4016873The Sleeping Beauty — Chapter 4Charles Seddon EvansCharles Perrault

CHAPTER IV

And now came the time for the most important part of the ceremony, when the fairy godmothers should declare their gifts to the royal child. All this time the little Princess Briar-Rose had been quietly sleeping in her cradle in the nursery, watched over by an old servant who had tended her mother as a child. Now the King gave orders for the baby to be brought into the banqueting hall. The guests ceased their laughter and talk, and the musicians laid by their instruments.

So the sleeping child was brought and placed in her mother’s arms. How tenderly she clasped the baby to her breast, bending over it as though to shield it from all harm.

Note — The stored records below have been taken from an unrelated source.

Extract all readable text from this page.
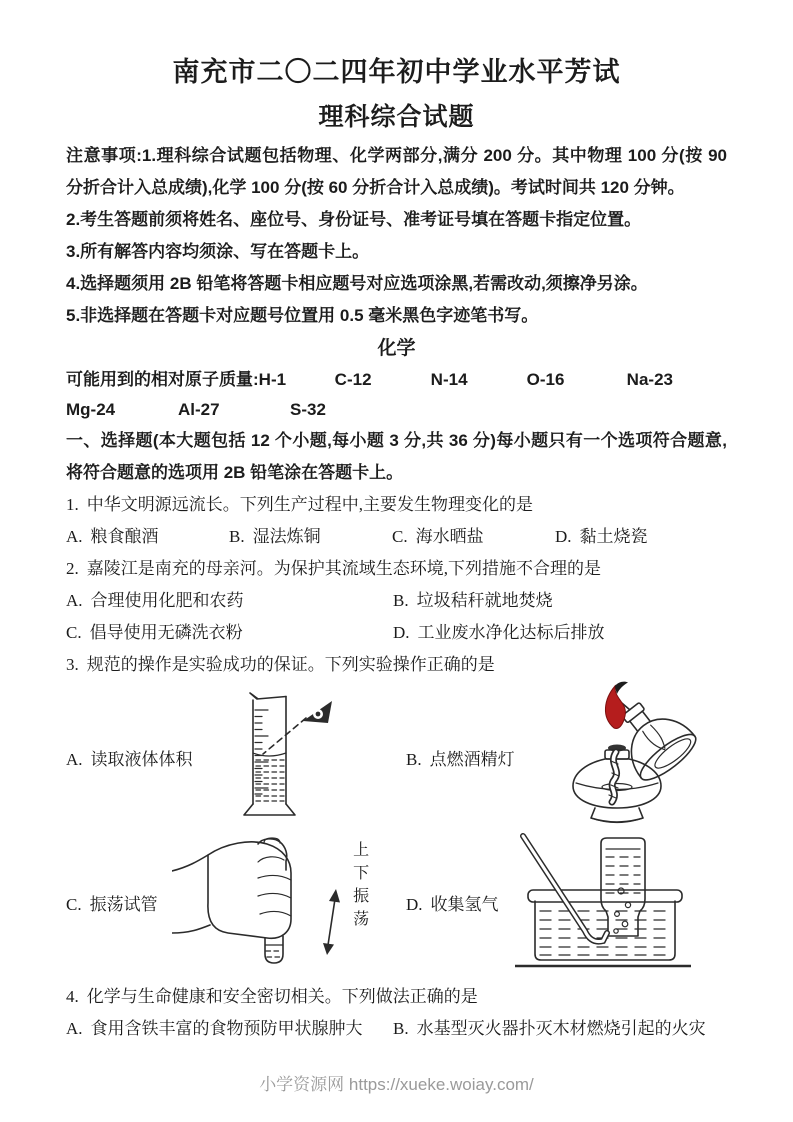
南充市二〇二四年初中学业水平芳试
理科综合试题

注意事项:1.理科综合试题包括物理、化学两部分,满分 200 分。其中物理 100 分(按 90 分折合计入总成绩),化学 100 分(按 60 分折合计入总成绩)。考试时间共 120 分钟。

2.考生答题前须将姓名、座位号、身份证号、准考证号填在答题卡指定位置。

3.所有解答内容均须涂、写在答题卡上。

4.选择题须用 2B 铅笔将答题卡相应题号对应选项涂黑,若需改动,须擦净另涂。

5.非选择题在答题卡对应题号位置用 0.5 毫米黑色字迹笔书写。

化学
可能用到的相对原子质量: H-1	C-12	N-14	O-16	Na-23
Mg-24	Al-27	S-32

一、选择题(本大题包括 12 个小题,每小题 3 分,共 36 分)每小题只有一个选项符合题意,将符合题意的选项用 2B 铅笔涂在答题卡上。

1. 中华文明源远流长。下列生产过程中,主要发生物理变化的是

A. 粮食酿酒	B. 湿法炼铜	C. 海水晒盐	D. 黏土烧瓷

2. 嘉陵江是南充的母亲河。为保护其流域生态环境,下列措施不合理的是

A. 合理使用化肥和农药	B. 垃圾秸秆就地焚烧
C. 倡导使用无磷洗衣粉	D. 工业废水净化达标后排放

3. 规范的操作是实验成功的保证。下列实验操作正确的是

A. 读取液体体积	B. 点燃酒精灯

C. 振荡试管	上下振荡 D. 收集氢气

4. 化学与生命健康和安全密切相关。下列做法正确的是

A. 食用含铁丰富的食物预防甲状腺肿大	B. 水基型灭火器扑灭木材燃烧引起的火灾
小学资源网 https://xueke.woiay.com/
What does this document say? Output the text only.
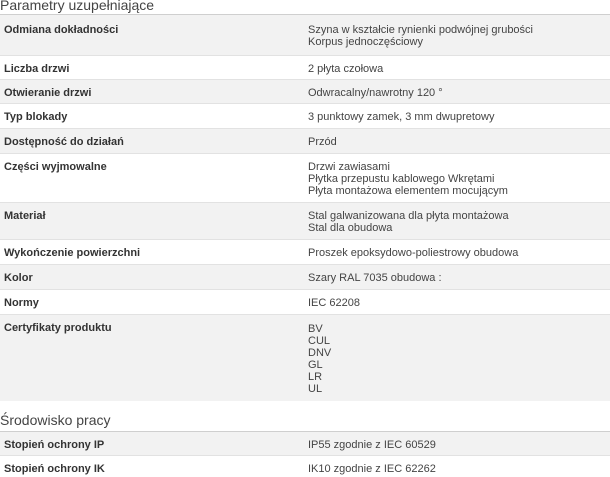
Parametry uzupełniające
Odmiana dokładności	Szyna w kształcie rynienki podwójnej grubości
Korpus jednoczęściowy
Liczba drzwi	2 płyta czołowa
Otwieranie drzwi	Odwracalny/nawrotny 120 °
Typ blokady	3 punktowy zamek, 3 mm dwupretowy
Dostępność do działań	Przód
Części wyjmowalne	Drzwi zawiasami
Płytka przepustu kablowego Wkrętami
Płyta montażowa elementem mocującym
Materiał	Stal galwanizowana dla płyta montażowa
Stal dla obudowa
Wykończenie powierzchni	Proszek epoksydowo-poliestrowy obudowa
Kolor	Szary RAL 7035 obudowa :
Normy	IEC 62208
Certyfikaty produktu	BV
CUL
DNV
GL
LR
UL
Środowisko pracy
Stopień ochrony IP	IP55 zgodnie z IEC 60529
Stopień ochrony IK	IK10 zgodnie z IEC 62262
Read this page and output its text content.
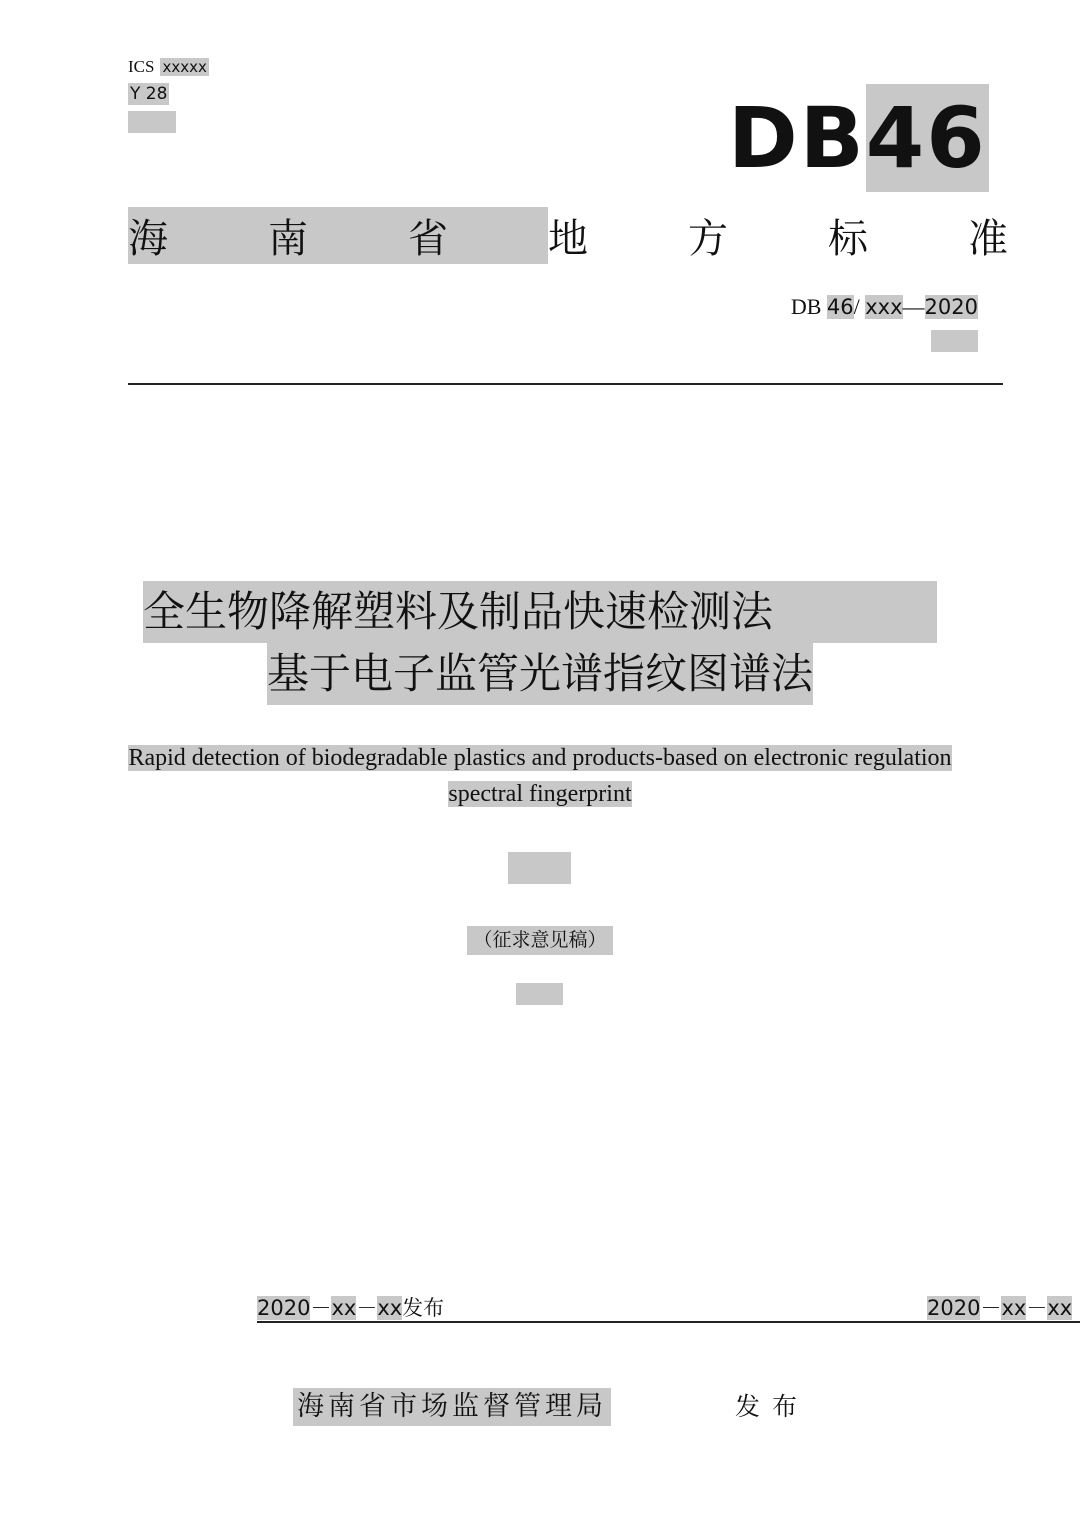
ICS xxxxx
Y 28	DB 46
海	南	省	地	方	标	准
DB 46/ xxx—2020
全生物降解塑料及制品快速检测法
基于电子监管光谱指纹图谱法
Rapid detection of biodegradable plastics and products-based on electronic regulation
spectral fingerprint
（征求意见稿）
2020－xx－xx发布	2020－xx－xx
海南省市场监督管理局	发布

So sweet a sight should have touched the hardest heart, and indeed there was only one ‘person in the room who remained unmoved, and that was the spiteful and jealous fairy, who looked up and bared her yellow teeth in a sneering grin.

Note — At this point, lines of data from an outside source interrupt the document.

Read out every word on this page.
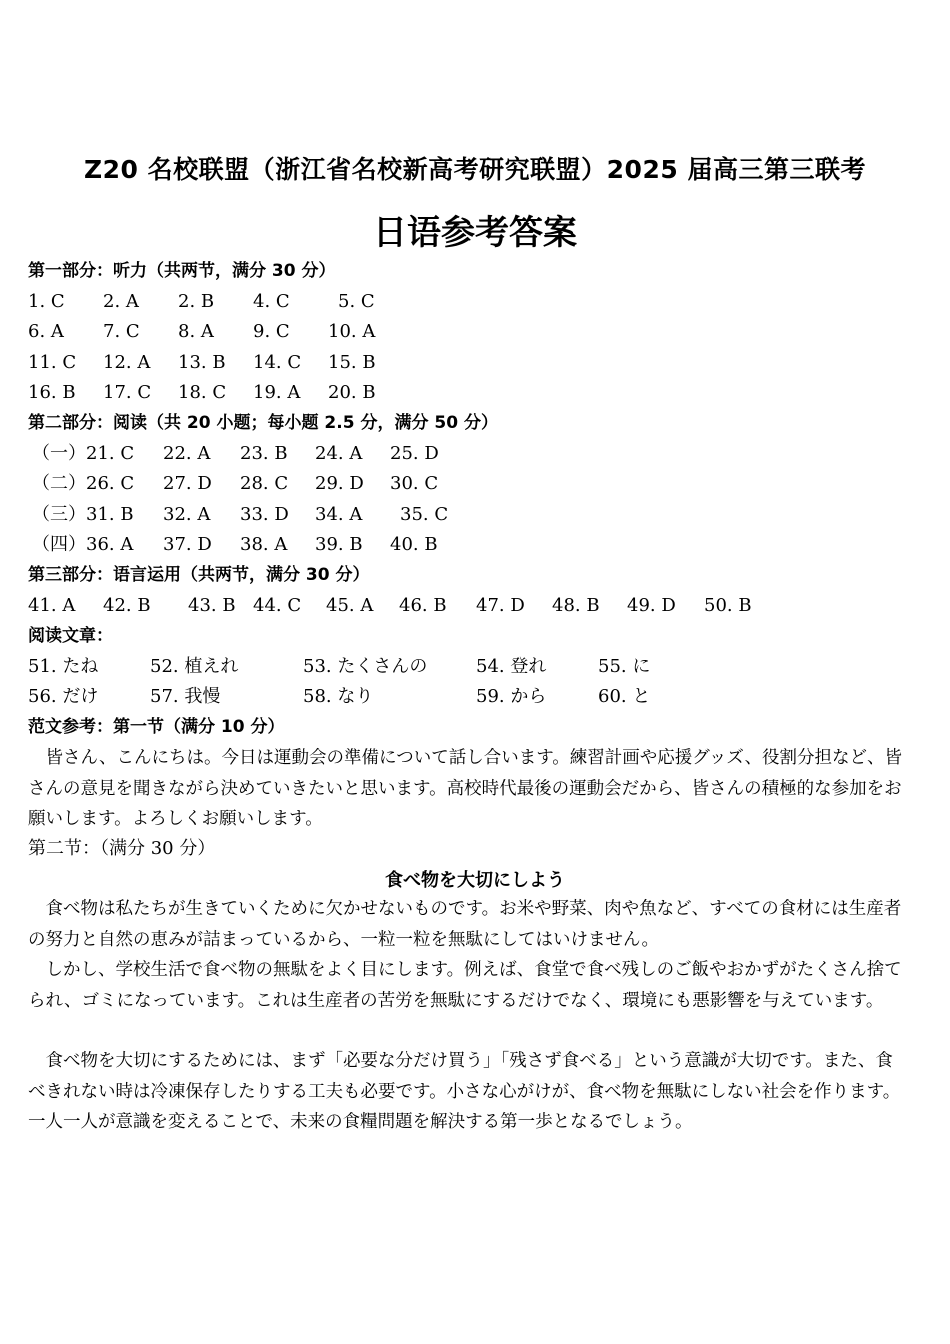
Z20 名校联盟（浙江省名校新高考研究联盟）2025 届高三第三联考
日语参考答案
第一部分：听力（共两节，满分 30 分）
1. C 2. A 2. B 4. C	5. C
6. A 7. C 8. A 9. C 10. A
11. C 12. A 13. B 14. C 15. B
16. B 17. C 18. C 19. A 20. B
第二部分：阅读（共 20 小题；每小题 2.5 分，满分 50 分）
（一）21. C 22. A 23. B 24. A 25. D
（二）26. C 27. D 28. C 29. D 30. C
（三）31. B 32. A 33. D 34. A 35. C
（四）36. A 37. D 38. A 39. B 40. B
第三部分：语言运用（共两节，满分 30 分）
41. A 42. B 43. B 44. C 45. A 46. B 47. D 48. B 49. D 50. B
阅读文章：
51. たね	52. 植えれ	53. たくさんの	54. 登れ	55. に
56. だけ	57. 我慢	58. なり	59. から	60. と
范文参考：第一节（满分 10 分）
皆さん、こんにちは。今日は運動会の準備について話し合います。練習計画や応援グッズ、役割分担など、皆さんの意見を聞きながら決めていきたいと思います。高校時代最後の運動会だから、皆さんの積極的な参加をお願いします。よろしくお願いします。
第二节：（满分 30 分）
食べ物を大切にしよう
食べ物は私たちが生きていくために欠かせないものです。お米や野菜、肉や魚など、すべての食材には生産者の努力と自然の恵みが詰まっているから、一粒一粒を無駄にしてはいけません。
しかし、学校生活で食べ物の無駄をよく目にします。例えば、食堂で食べ残しのご飯やおかずがたくさん捨てられ、ゴミになっています。これは生産者の苦労を無駄にするだけでなく、環境にも悪影響を与えています。
食べ物を大切にするためには、まず「必要な分だけ買う」「残さず食べる」という意識が大切です。また、食べきれない時は冷凍保存したりする工夫も必要です。小さな心がけが、食べ物を無駄にしない社会を作ります。一人一人が意識を変えることで、未来の食糧問題を解決する第一歩となるでしょう。
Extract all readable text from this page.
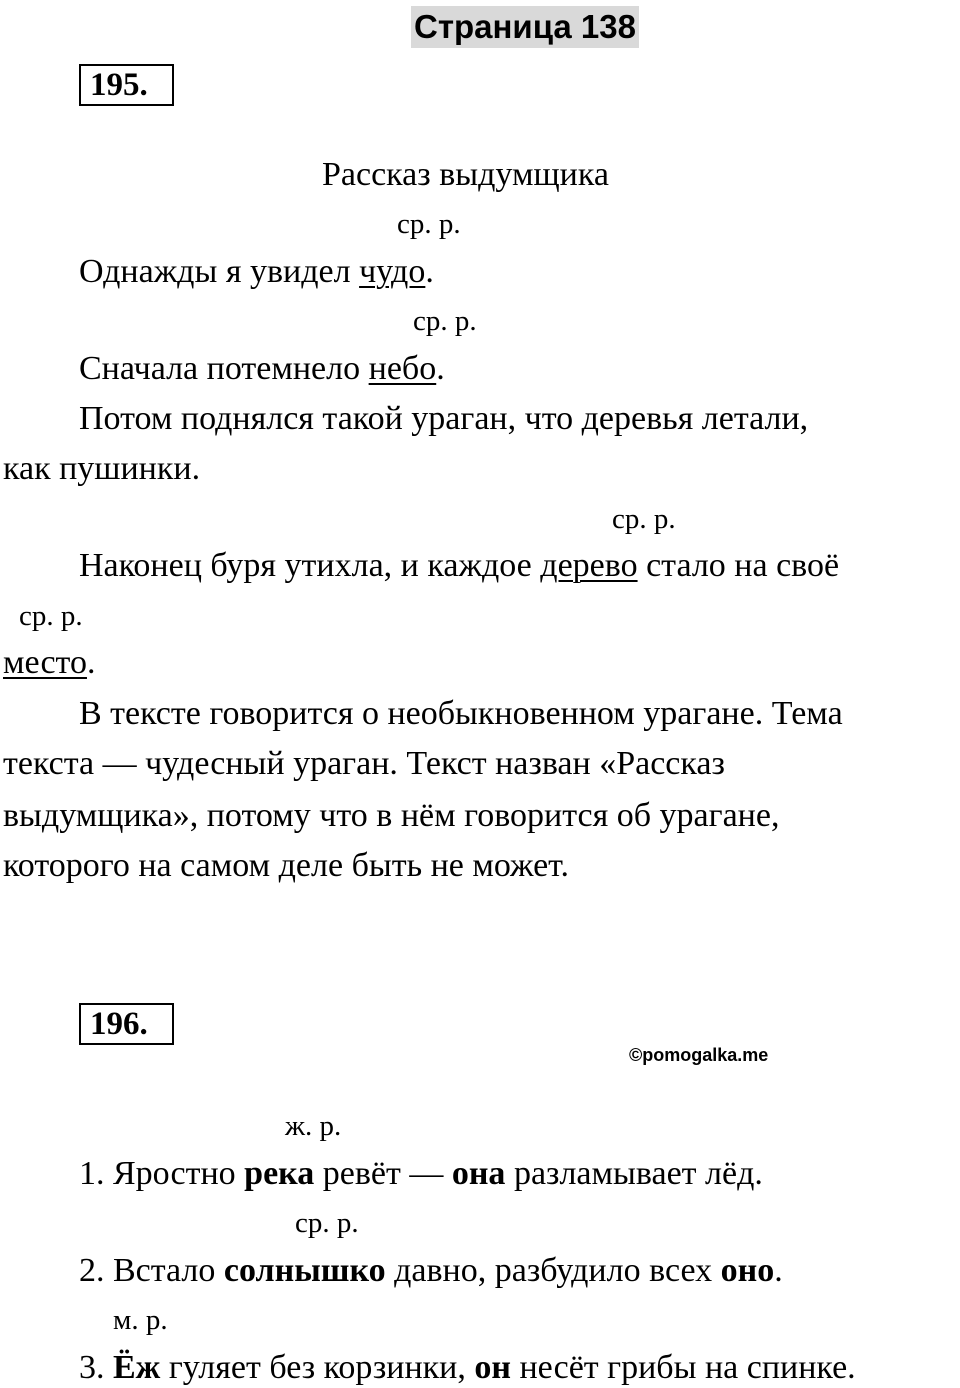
Страница 138
195.
Рассказ выдумщика
ср. р.
Однажды я увидел чудо.
ср. р.
Сначала потемнело небо.
Потом поднялся такой ураган, что деревья летали,
как пушинки.
ср. р.
Наконец буря утихла, и каждое дерево стало на своё
ср. р.
место.
В тексте говорится о необыкновенном урагане. Тема
текста — чудесный ураган. Текст назван «Рассказ
выдумщика», потому что в нём говорится об урагане,
которого на самом деле быть не может.
196.
©pomogalka.me
ж. р.
1. Яростно река ревёт — она разламывает лёд.
ср. р.
2. Встало солнышко давно, разбудило всех оно.
м. р.
3. Ёж гуляет без корзинки, он несёт грибы на спинке.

“Queen,” said she, “your face is pale and your lips tremble. What is it that you fear on this day of the giving of gifts?”

But the Queen shuddered and was silent.

Then a fairy rose in her place and said—

“I will begin. My gift to the Princess Briar-Rose is the gift of Beauty. She shall have eyes like stars, and hair as bright as the sunshine of the spring day on which she was born, and cheeks as fresh and fair as the petals of the flower from which she takes her name. None shall surpass her in loveliness.”

Then the second fairy rose in her turn and said: “After Beauty, Wit, The Princess shall be cleverer than any ordinary mortal could ever hope to be.”

“I give her Virtue,” said the third. And the Queen nodded her head and smiled, for though she esteemed beauty and cleverness, she knew that neither was of any worth without goodness of heart.

So all the fairies in turn named the gift which they had brought for Briar-Rose. The fourth said that whatever the Princess put her hand to, she should do with the most exquisite grace; the fifth, that she should sing like a nightingale; the sixth that she should dance as lightly as a

fairy, and so on until she had nearly all the virtues and accomplishments which even a King might desire for his daughter. But as yet, the spiteful old fairy had not said a word.

At last she rose and cast an evil glance round.

“Have you all finished?” said she. “Hear, then, my wish. On the day when she reaches her fifteenth birthday, the Princess shall prick her finger with the spindle of a spinning-wheel, and shall immediately die!”

This terrible prophecy made the whole company shudder. The Queen gave a cry and hugged the sleeping baby still closer to her breast.

“No, no! Have pity!” she cried. “Call down your dreadful fate on my head if you will, but do not harm this innocent child.”

At this mournful appeal there was hardly one of the guests who could keep from tears, but the old crone only mumbled to herself as though she were uttering a spell. Then the King leapt to his feet, his hand at the jewelled hilt of the dagger that hung at his girdle. In another moment he might have stretched the wicked creature lifeless at his feet, but before he could draw the weapon from its sheath, another voice arrested him.

“Stay your hand, O King, lest even worse befall. No mortal may strike at a fairy and go unpunished. And, for the rest, take comfort, for your daughter shall not die!”

Then the twelfth fairy stepped out from behind the arras where she had been hidden. “My gift is still to come,” she continued. “As far as I can, I will undo the mischief which my sister has done, It is true that I have not the power to prevent altogether what she has decreed, The Princess shall, indeed, prick her finger with the spindle of the spinning-wheel on the day when she attains her fifteenth year; but instead of dying she shall fall into a deep sleep; and this sleep shall last for a hundred years, and when that time is past, a King’s son shall come to waken her.”